(c) 2010 Brown Sugar Meatloaf – Garden of the Gods – Colorado Springs, CO



Not too long ago I had a slight breakdown {slight is a gross understatement}. I packed up my office and walked to my car. I had 5 days off and left my office in order such that if I did not return to this job, someone could pick up where I left off. Did I have another job to walk into? No. Did I care? Not so much.
Here’s the thing. {I’ve tried explaining this concept before so follow me if you can}. I’m an attorney by profession. Stereotypes or not, I think this gives you a tad bit of insight into the type of person I am. In a nutshell: in order for me to breathe properly, my brain must be actively engaged in some challenging task at all times. Although I have moments when I love my job, there tend to also be moments {that can last for months} when my brain is on an involuntary vacation. Boredom stresses me out. Does anyone out there understand my pain?
Of course, I hear the typical: “you get paid pretty well to be bored, so take your paycheck and hush.” While I can appreciate the fact that I am currently employed, subscribing to this mindset would leave me in a job where I am essentially ignoring my own knowledge, skills, abilities, passions, etc. as I sit still and accept a life of boredom. Along with this comes another frustration: I don’t wear my law degree on my chest and advertise this to everyone I come in contact with. It’s what I do, not who I am. Because I wasn’t hired into a position typical of other people with law degrees at my place of full-time employment, people I interact with outside of those walls {and sometimes inside of those walls} talk to me and treat me like I don’t have a brain in this head of mine.
(c) 2010 Brown Sugar Meatloaf
It all became too much.
So I ran.
To the airport. I fled to Colorado. I just wanted to be in silence. With nature. With God. With people I do not know {except my lovely JF and her new hubby with whom I had the opportunity to visit}. I wanted to find a lake, in the middle of the mountains and sit there for hours until the bears came to eat dinner.

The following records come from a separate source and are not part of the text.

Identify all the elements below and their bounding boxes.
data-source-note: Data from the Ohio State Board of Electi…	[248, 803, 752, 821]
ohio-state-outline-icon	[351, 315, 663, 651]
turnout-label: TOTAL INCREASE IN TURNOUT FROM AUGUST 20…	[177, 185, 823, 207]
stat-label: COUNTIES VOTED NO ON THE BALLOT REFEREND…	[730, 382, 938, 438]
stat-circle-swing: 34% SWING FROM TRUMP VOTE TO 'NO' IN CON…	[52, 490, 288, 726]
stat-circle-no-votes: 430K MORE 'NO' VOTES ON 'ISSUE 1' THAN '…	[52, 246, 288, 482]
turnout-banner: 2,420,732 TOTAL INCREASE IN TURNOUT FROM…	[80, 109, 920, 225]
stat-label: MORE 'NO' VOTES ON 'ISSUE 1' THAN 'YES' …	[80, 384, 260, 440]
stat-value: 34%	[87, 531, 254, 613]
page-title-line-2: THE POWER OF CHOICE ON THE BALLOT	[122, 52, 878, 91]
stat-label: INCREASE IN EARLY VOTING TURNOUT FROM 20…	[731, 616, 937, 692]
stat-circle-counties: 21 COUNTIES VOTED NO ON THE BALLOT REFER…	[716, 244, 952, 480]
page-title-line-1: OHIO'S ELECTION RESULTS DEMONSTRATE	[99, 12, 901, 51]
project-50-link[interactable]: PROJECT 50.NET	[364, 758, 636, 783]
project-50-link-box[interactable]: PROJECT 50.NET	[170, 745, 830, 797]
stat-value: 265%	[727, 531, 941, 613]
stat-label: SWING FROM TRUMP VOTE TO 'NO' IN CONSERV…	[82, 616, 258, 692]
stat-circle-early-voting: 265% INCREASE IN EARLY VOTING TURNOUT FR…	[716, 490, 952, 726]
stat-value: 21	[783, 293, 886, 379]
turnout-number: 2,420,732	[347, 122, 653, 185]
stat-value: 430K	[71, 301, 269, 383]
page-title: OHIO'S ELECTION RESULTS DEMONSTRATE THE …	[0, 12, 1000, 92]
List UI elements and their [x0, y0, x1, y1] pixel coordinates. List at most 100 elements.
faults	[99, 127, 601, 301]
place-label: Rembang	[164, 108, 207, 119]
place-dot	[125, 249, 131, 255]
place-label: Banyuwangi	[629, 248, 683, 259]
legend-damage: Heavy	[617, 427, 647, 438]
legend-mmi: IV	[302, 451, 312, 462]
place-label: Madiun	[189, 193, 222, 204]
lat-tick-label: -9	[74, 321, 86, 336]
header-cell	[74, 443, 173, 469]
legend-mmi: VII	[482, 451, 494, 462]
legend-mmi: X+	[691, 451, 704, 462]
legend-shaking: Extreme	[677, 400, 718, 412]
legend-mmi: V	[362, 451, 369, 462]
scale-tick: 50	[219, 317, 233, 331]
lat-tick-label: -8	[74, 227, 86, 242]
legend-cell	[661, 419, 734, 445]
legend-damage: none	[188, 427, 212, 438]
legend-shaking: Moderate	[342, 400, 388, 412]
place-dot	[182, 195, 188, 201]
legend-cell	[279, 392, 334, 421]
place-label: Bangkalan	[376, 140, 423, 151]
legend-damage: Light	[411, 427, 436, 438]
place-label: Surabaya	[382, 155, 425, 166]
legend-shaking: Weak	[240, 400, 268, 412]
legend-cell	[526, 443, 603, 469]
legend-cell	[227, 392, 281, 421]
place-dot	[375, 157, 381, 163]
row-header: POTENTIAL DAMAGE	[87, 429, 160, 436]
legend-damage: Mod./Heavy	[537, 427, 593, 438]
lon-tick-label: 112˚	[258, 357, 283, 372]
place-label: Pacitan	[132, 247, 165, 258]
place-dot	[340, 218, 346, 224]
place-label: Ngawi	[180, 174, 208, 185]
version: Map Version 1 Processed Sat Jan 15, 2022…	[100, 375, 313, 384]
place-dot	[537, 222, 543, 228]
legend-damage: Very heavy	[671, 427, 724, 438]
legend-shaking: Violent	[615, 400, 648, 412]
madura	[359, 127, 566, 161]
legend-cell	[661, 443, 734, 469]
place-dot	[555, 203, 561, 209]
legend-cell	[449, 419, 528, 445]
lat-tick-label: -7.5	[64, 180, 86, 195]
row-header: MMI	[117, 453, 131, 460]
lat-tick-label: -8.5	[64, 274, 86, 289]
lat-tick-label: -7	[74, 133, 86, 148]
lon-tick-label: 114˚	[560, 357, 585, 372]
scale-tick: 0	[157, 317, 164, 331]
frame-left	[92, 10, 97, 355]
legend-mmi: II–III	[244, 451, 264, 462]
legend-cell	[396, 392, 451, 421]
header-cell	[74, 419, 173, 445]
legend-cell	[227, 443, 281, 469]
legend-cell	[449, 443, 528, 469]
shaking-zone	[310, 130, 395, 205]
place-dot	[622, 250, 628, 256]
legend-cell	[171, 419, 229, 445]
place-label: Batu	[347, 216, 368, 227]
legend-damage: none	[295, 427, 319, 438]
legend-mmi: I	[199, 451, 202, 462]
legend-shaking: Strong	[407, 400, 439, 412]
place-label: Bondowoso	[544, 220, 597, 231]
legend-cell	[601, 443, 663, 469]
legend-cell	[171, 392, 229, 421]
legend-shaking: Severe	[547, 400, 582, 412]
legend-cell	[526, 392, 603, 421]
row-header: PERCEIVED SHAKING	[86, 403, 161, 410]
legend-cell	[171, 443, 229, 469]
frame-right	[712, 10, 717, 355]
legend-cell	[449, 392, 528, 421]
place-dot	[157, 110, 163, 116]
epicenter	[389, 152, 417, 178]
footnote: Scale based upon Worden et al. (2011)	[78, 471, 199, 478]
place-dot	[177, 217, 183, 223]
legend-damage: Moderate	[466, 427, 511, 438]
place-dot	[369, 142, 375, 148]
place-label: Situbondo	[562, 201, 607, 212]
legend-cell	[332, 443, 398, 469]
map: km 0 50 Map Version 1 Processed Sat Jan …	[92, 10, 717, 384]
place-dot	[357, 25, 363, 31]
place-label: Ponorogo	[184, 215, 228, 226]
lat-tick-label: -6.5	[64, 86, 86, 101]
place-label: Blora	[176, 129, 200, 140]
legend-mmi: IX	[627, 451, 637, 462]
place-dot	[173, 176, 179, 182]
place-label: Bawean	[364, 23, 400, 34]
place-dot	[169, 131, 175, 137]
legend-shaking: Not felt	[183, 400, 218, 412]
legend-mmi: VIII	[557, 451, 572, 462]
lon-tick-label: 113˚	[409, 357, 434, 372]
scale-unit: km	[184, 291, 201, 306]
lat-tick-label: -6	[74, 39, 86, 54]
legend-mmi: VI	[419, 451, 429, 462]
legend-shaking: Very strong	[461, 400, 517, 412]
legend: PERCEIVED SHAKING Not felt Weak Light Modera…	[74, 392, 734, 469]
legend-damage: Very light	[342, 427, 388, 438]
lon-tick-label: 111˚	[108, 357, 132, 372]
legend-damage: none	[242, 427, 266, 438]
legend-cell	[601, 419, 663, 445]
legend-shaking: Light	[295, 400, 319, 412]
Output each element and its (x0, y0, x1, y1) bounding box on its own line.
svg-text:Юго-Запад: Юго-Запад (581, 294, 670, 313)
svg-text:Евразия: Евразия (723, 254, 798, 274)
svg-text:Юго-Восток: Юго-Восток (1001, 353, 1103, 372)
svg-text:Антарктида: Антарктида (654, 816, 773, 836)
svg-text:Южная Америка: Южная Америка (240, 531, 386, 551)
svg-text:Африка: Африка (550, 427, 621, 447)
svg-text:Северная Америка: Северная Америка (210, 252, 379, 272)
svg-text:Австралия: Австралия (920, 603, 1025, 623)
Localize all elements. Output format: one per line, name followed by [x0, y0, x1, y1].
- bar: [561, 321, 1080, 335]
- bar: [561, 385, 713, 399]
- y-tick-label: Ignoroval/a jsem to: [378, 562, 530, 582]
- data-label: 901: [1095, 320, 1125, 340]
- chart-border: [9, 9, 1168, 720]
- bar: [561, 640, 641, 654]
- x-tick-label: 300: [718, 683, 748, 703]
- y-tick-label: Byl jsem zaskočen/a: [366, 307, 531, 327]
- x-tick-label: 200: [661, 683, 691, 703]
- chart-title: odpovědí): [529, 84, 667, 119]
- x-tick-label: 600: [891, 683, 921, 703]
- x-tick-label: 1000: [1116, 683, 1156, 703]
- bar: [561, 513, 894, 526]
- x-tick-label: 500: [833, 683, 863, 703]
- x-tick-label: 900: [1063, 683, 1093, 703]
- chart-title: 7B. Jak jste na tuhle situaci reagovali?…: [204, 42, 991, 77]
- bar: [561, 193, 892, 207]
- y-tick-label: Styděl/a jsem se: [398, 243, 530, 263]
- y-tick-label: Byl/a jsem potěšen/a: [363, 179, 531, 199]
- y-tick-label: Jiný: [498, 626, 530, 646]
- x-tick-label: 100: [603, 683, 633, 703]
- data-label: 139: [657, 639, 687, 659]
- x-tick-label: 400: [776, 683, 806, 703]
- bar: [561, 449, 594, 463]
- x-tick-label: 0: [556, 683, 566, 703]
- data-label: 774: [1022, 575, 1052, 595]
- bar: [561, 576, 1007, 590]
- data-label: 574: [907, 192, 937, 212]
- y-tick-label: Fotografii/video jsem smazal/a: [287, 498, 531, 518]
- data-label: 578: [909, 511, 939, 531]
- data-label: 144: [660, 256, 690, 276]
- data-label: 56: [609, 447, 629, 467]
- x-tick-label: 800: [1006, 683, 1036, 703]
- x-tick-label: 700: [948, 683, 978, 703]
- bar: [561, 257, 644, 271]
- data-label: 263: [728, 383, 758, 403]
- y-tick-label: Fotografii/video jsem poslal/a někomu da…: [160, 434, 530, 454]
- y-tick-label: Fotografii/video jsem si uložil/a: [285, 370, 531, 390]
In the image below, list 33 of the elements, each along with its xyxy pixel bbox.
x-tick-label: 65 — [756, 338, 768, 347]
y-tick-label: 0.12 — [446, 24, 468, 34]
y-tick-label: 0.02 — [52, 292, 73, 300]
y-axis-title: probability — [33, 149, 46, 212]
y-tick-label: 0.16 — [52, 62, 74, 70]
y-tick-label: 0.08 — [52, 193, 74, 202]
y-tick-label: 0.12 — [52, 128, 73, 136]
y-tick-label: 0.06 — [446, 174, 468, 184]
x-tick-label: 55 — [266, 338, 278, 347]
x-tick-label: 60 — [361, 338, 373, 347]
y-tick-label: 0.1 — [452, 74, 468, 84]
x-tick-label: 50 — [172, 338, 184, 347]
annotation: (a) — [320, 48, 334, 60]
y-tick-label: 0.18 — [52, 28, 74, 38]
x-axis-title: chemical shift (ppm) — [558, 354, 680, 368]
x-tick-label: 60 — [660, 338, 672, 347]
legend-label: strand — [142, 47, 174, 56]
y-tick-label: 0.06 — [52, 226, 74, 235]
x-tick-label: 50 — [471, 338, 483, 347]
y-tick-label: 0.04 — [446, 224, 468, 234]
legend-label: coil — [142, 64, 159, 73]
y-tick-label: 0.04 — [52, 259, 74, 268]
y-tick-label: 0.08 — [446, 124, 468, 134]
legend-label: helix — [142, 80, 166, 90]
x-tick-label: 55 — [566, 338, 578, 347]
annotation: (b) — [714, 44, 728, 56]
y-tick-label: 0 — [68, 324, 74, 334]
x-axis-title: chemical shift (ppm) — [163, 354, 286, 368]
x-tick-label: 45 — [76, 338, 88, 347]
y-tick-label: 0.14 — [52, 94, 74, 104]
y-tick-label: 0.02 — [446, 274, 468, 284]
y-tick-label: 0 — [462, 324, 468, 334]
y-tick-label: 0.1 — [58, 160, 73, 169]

I needed peace. I needed to be able to hear God’s whispers to me. I needed to be reminded that I was not created nor was I raised to quit anything on someone else’s terms. {Please note that I needed no reminder that I owe Aunt Sallie (Mae) upwards of $118K in education loans}. Walking away is not an option. Not like that anyway. So I sat.
And there. There, in the sweet open air of the Rocky Mountains, I found peace. Suddenly everything was still. I found renewal. I found the motivation that I seem to have lost.
(c) 2010 Brown Sugar Meatloaf – Bear Lake – Rocky Mountain National Park
So now, I reboot. I go back to my roots and figure out how to do what I love. It’s not about me really. For me, it’s about living out God’s purpose & plan for me. I have to believe that my current situation is part of that. It’s up to me to find contentment within a less than ideal situation, use what I have, and push forward.
(c) 2010 Brown Sugar Meatloaf

At some point, I’ll get back in the kitchen. Until then, I’ll dream of the majestic mountainside that is, to me, God’s Sunday afternoon canvas.